Hi. This tutorial covers correlation and causation. So let's start with the data set-- a pretty interesting data set. What we have here are a bunch of different countries. And then the life expectancy in that country is listed here. And the number of people per TV are listed here. So we have a bivariate data set. Notice that the table's just continued here. So these aren't separate data sets. It's just split up that way.
So if we just look at a couple-- so if we look at the country of Angola, the life expectancy is 44 years. And there are 200 people for every TV. So that just means that there are not a lot of TVs in the country. If we look at Australia, the life expectancy of 76.5. And there are two people per TV. So for every one television, there's two people. So in Australia, there's a lot of televisions in the country. Cambodia, they live to be about 49 and 1/2 years old-- 177 people per TV.
So if you scan the data set, you can see that generally, people with-- or countries with a higher life expectancy have a small number of people per TV. We look at Japan. Japan is 79 for life expectancy, 1.8 people per TV. United States, 75.5, 1.3 people per TV. Go to Uganda, though. 51 is the life expectancy. 191 people per TV.
So let's take a look at this graphed. I also have a best-fit line drawn in here. So we can see that there is a negative association so that as the number of people per TV increases, the life expectancy decreases. So the r value is negative 0.8. So that's a strong negative association between people per TV and life expectancy. So that's what I have here-- strong negative correlation between people per TV and life expectancy.

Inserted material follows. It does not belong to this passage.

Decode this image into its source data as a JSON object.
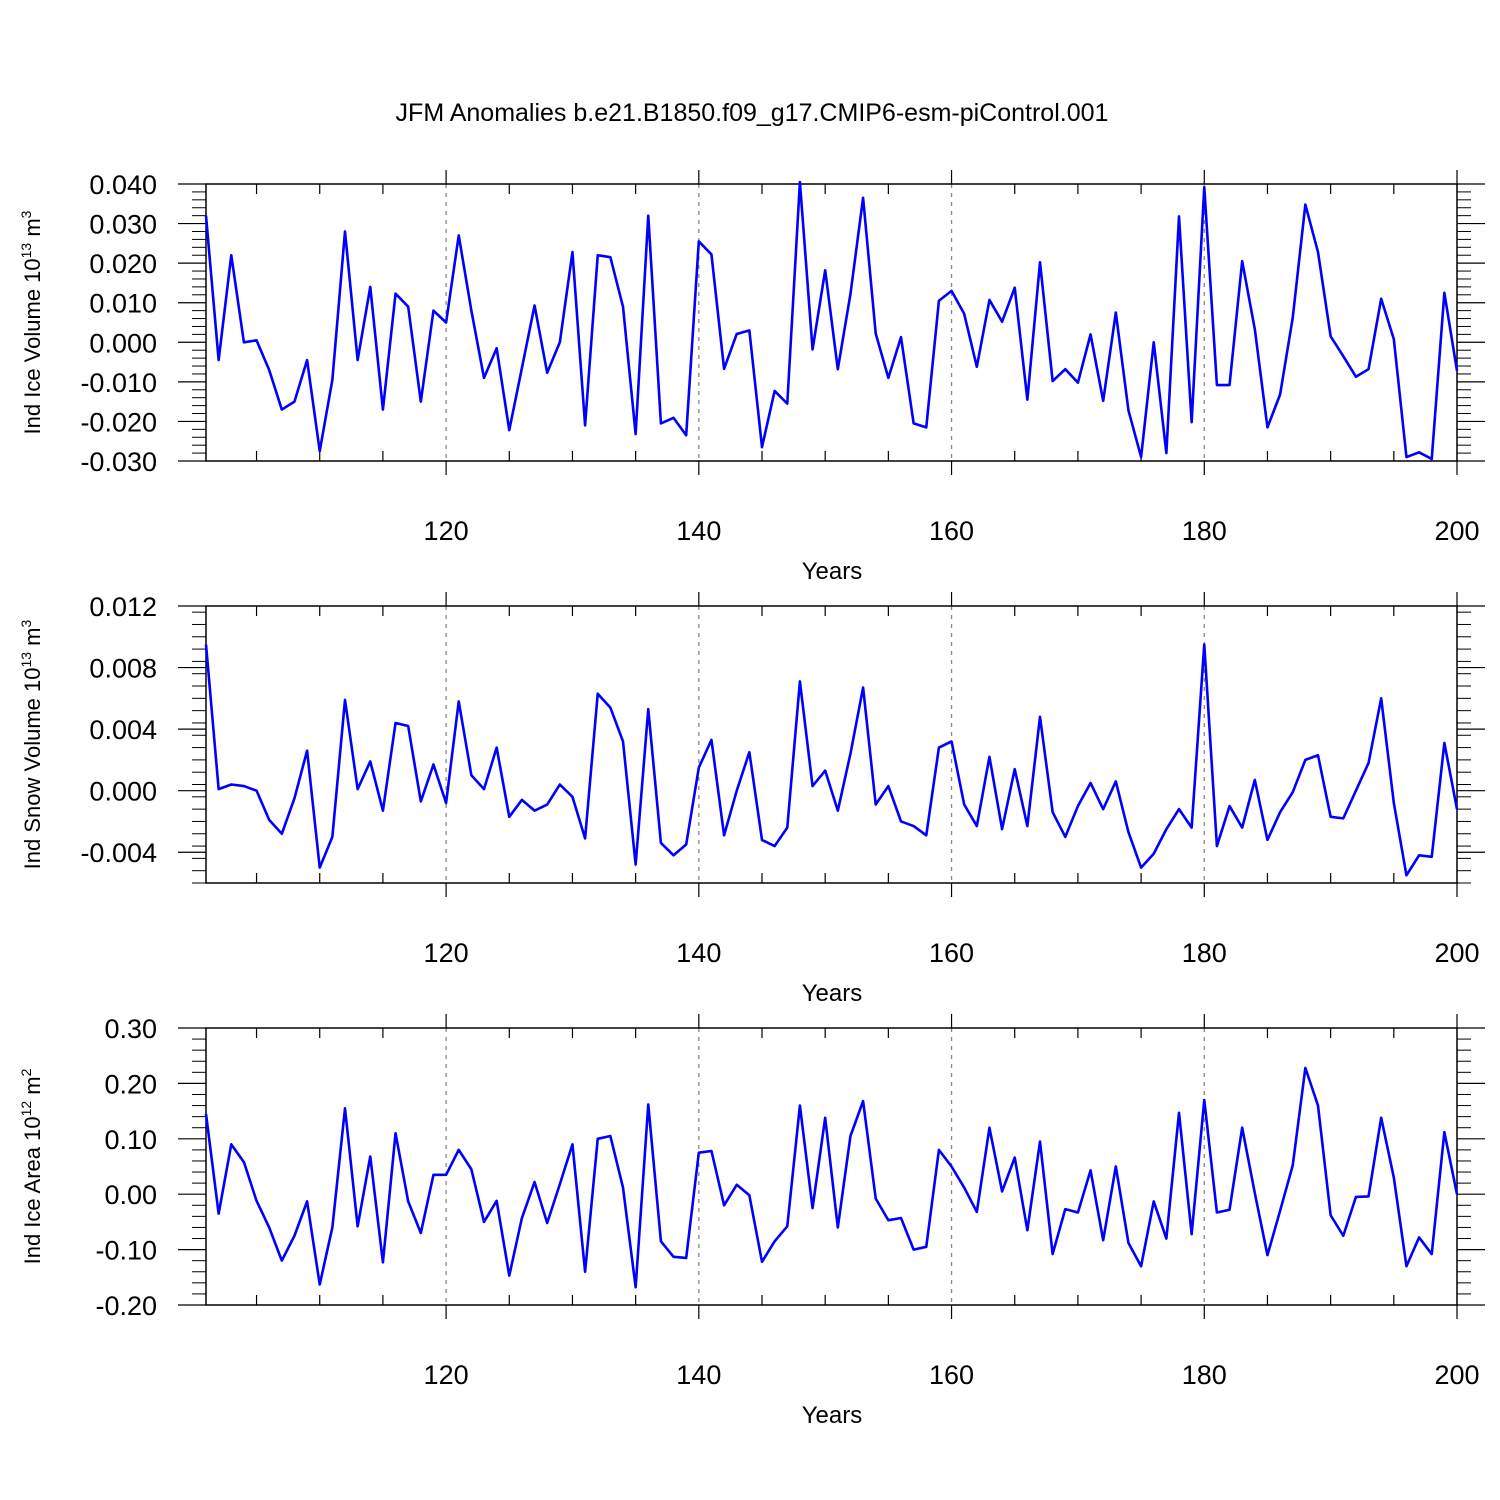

So now this is the important question that we're getting at in this tutorial, is, does that mean that increasing the people per TV ratio, which would mean decreasing the number of TVs in a country, will lower life expectancy? So does that mean if the United States were to get rid of TVs-- so if they were to increase their people-per-TV ratio-- would that make the life expectancy go down? So if we remove TVs from a country, does that mean that people will not live as long?

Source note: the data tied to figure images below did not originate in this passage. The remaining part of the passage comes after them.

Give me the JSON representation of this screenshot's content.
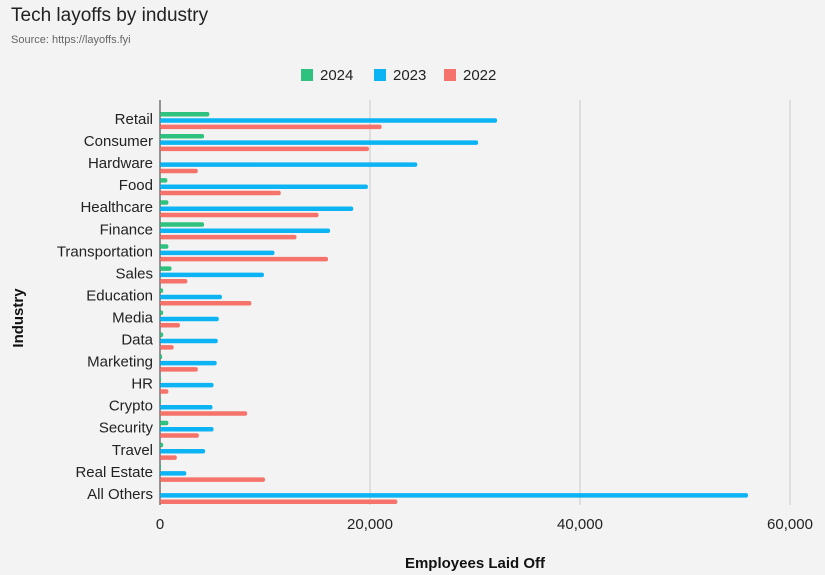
{
  "chart_data": {
    "type": "bar",
    "orientation": "horizontal",
    "title": "Tech layoffs by industry",
    "subtitle": "Source: https://layoffs.fyi",
    "xlabel": "Employees Laid Off",
    "ylabel": "Industry",
    "xlim": [
      0,
      60000
    ],
    "xticks": [
      0,
      20000,
      40000,
      60000
    ],
    "xtick_labels": [
      "0",
      "20,000",
      "40,000",
      "60,000"
    ],
    "grid": true,
    "legend_position": "top",
    "categories": [
      "Retail",
      "Consumer",
      "Hardware",
      "Food",
      "Healthcare",
      "Finance",
      "Transportation",
      "Sales",
      "Education",
      "Media",
      "Data",
      "Marketing",
      "HR",
      "Crypto",
      "Security",
      "Travel",
      "Real Estate",
      "All Others"
    ],
    "series": [
      {
        "name": "2024",
        "color": "#2ec27e",
        "values": [
          4700,
          4200,
          0,
          700,
          800,
          4200,
          800,
          1100,
          300,
          300,
          300,
          200,
          100,
          100,
          800,
          300,
          100,
          0
        ]
      },
      {
        "name": "2023",
        "color": "#0db4f4",
        "values": [
          32100,
          30300,
          24500,
          19800,
          18400,
          16200,
          10900,
          9900,
          5900,
          5600,
          5500,
          5400,
          5100,
          5000,
          5100,
          4300,
          2500,
          56000
        ]
      },
      {
        "name": "2022",
        "color": "#f5736a",
        "values": [
          21100,
          19900,
          3600,
          11500,
          15100,
          13000,
          16000,
          2600,
          8700,
          1900,
          1300,
          3600,
          800,
          8300,
          3700,
          1600,
          10000,
          22600
        ]
      }
    ]
  }
}
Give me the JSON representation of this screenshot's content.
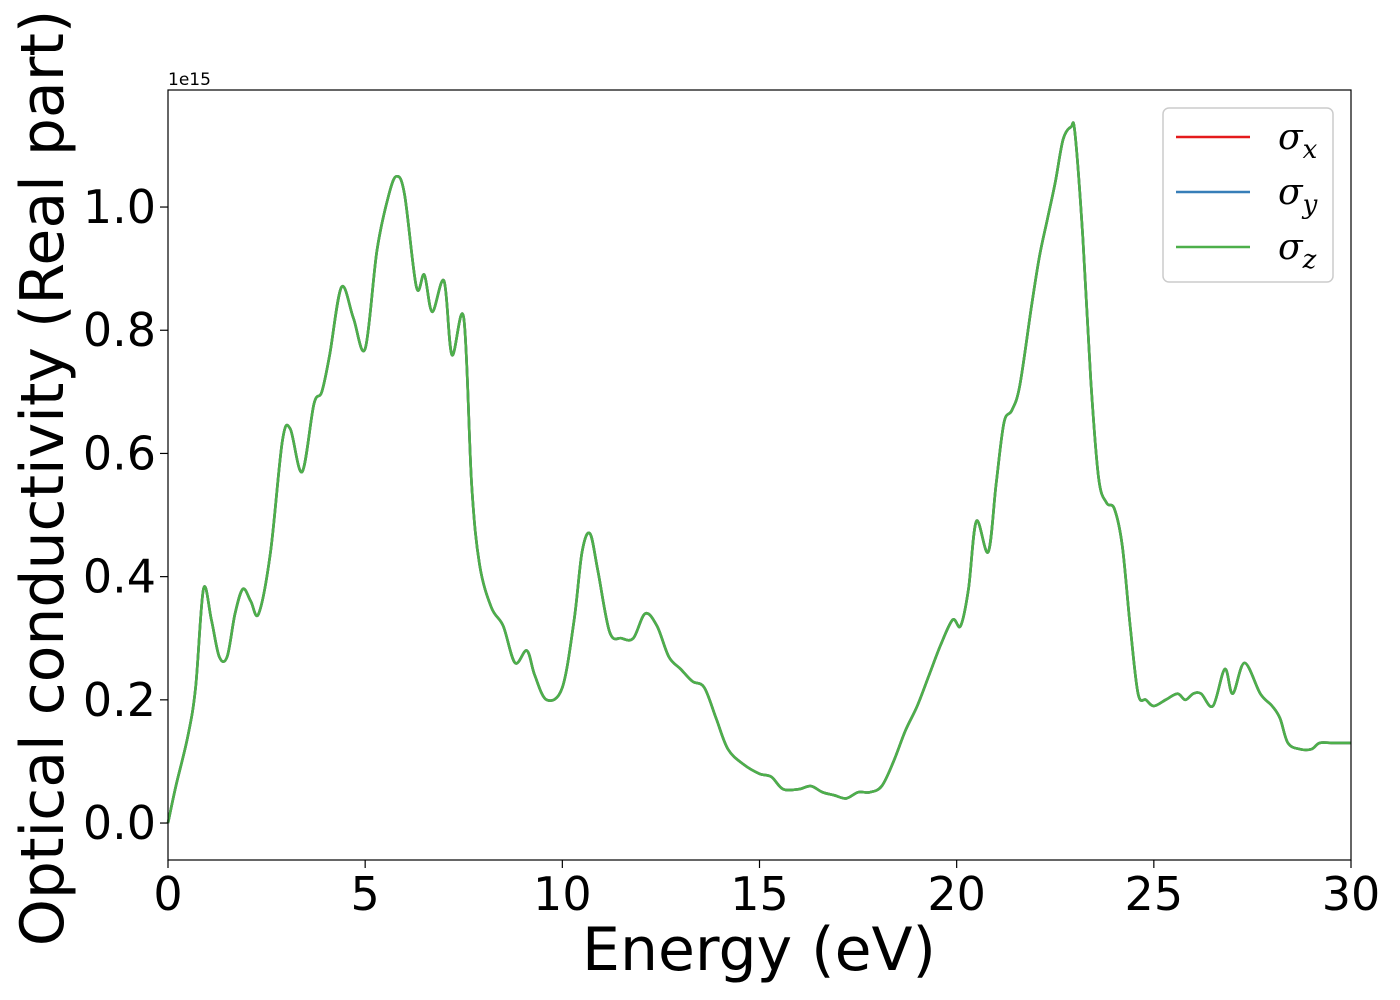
{
  "chart_data": {
    "type": "line",
    "xlabel": "Energy (eV)",
    "ylabel": "Optical conductivity (Real part)",
    "y_offset_label": "1e15",
    "xlim": [
      0,
      30
    ],
    "ylim": [
      -0.06,
      1.19
    ],
    "xticks": [
      0,
      5,
      10,
      15,
      20,
      25,
      30
    ],
    "xtick_labels": [
      "0",
      "5",
      "10",
      "15",
      "20",
      "25",
      "30"
    ],
    "yticks": [
      0.0,
      0.2,
      0.4,
      0.6,
      0.8,
      1.0
    ],
    "ytick_labels": [
      "0.0",
      "0.2",
      "0.4",
      "0.6",
      "0.8",
      "1.0"
    ],
    "grid": false,
    "legend_position": "top-right",
    "series": [
      {
        "name": "x",
        "symbol": "σ",
        "color": "#e41a1c"
      },
      {
        "name": "y",
        "symbol": "σ",
        "color": "#377eb8"
      },
      {
        "name": "z",
        "symbol": "σ",
        "color": "#4daf4a"
      }
    ],
    "x": [
      0,
      0.2,
      0.5,
      0.7,
      0.9,
      1.1,
      1.3,
      1.5,
      1.7,
      1.9,
      2.1,
      2.3,
      2.6,
      2.9,
      3.1,
      3.4,
      3.7,
      3.9,
      4.1,
      4.4,
      4.7,
      5.0,
      5.3,
      5.6,
      5.8,
      6.0,
      6.3,
      6.5,
      6.7,
      7.0,
      7.2,
      7.5,
      7.7,
      7.9,
      8.2,
      8.5,
      8.8,
      9.1,
      9.3,
      9.6,
      10.0,
      10.3,
      10.5,
      10.7,
      10.9,
      11.2,
      11.5,
      11.8,
      12.1,
      12.4,
      12.7,
      13.0,
      13.3,
      13.6,
      13.9,
      14.2,
      14.6,
      15.0,
      15.3,
      15.6,
      16.0,
      16.3,
      16.6,
      16.9,
      17.2,
      17.5,
      17.8,
      18.1,
      18.4,
      18.7,
      19.0,
      19.3,
      19.6,
      19.9,
      20.1,
      20.3,
      20.5,
      20.8,
      21.0,
      21.2,
      21.4,
      21.6,
      21.9,
      22.1,
      22.3,
      22.5,
      22.7,
      22.9,
      23.0,
      23.2,
      23.4,
      23.6,
      23.8,
      24.0,
      24.2,
      24.4,
      24.6,
      24.8,
      25.0,
      25.3,
      25.6,
      25.8,
      26.0,
      26.2,
      26.5,
      26.8,
      27.0,
      27.3,
      27.7,
      28.0,
      28.2,
      28.4,
      28.7,
      29.0,
      29.2,
      29.5,
      29.8,
      30.0
    ],
    "values": [
      0.0,
      0.06,
      0.14,
      0.22,
      0.38,
      0.33,
      0.27,
      0.27,
      0.34,
      0.38,
      0.36,
      0.34,
      0.44,
      0.62,
      0.64,
      0.57,
      0.68,
      0.7,
      0.76,
      0.87,
      0.82,
      0.77,
      0.93,
      1.02,
      1.05,
      1.02,
      0.87,
      0.89,
      0.83,
      0.88,
      0.76,
      0.82,
      0.55,
      0.42,
      0.35,
      0.32,
      0.26,
      0.28,
      0.24,
      0.2,
      0.22,
      0.33,
      0.44,
      0.47,
      0.41,
      0.31,
      0.3,
      0.3,
      0.34,
      0.32,
      0.27,
      0.25,
      0.23,
      0.22,
      0.17,
      0.12,
      0.095,
      0.08,
      0.075,
      0.055,
      0.055,
      0.06,
      0.05,
      0.045,
      0.04,
      0.05,
      0.05,
      0.06,
      0.1,
      0.15,
      0.19,
      0.24,
      0.29,
      0.33,
      0.32,
      0.38,
      0.49,
      0.44,
      0.55,
      0.65,
      0.67,
      0.71,
      0.84,
      0.92,
      0.98,
      1.04,
      1.11,
      1.13,
      1.12,
      0.95,
      0.72,
      0.56,
      0.52,
      0.51,
      0.45,
      0.32,
      0.21,
      0.2,
      0.19,
      0.2,
      0.21,
      0.2,
      0.21,
      0.21,
      0.19,
      0.25,
      0.21,
      0.26,
      0.21,
      0.19,
      0.17,
      0.13,
      0.12,
      0.12,
      0.13,
      0.13,
      0.13,
      0.13
    ]
  }
}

And of course, the answer to that is no. So a strong correlation does not imply causation. So just because two variables are correlated, that does not mean that one causes a change in the other. So just to make sure we have a good working definition of correlation and causation, correlation is the strength and direction of a linear association between two variables. So in this example, we did have a strong correlation, strong negative correlation.
And then causation, sometimes known as cause and effect, is when variation in an explanatory variable causes variation in a response variable. So in this case, no, a change in people per TV does not cause a change in life expectancy.
So what was happening here is that we had a lurking variable. So a lurking variable will sometimes be responsible for variation in both an explanatory and a response variable. So in the example, the lurking variable is the wealth of a country. So the wealth of the country affects both life expectancy and people per TV.
So if a country is very wealthy, generally, their population will live longer because they'll have better access to health care, better nutrition, better access to clean water, and so forth. And because they're wealthier, they're also probably going to have more TVs because TVs are a luxury item that wealthier-- people in wealthier countries will be able to afford. So the wealth of the country, the lurking variable, will affect both life expectancy and people per TV.
So because you have this lurking variable, it's important that you don't say that there's a cause and effect here. The best evidence for causation comes from a randomized controlled experiment, rarely from an observational study. So the data that was collected here came from an observational study because you're just observing life expectancy and then the people per TV ratio. You're not imposing any sort of treatment to look for a change. It was just an observational study.
So if we did-- if we wanted to do-- make a causation implication, it'd be important that we end up doing an experiment rather than an observational study. So that has been the tutorial on correlation and causation. Thanks for watching.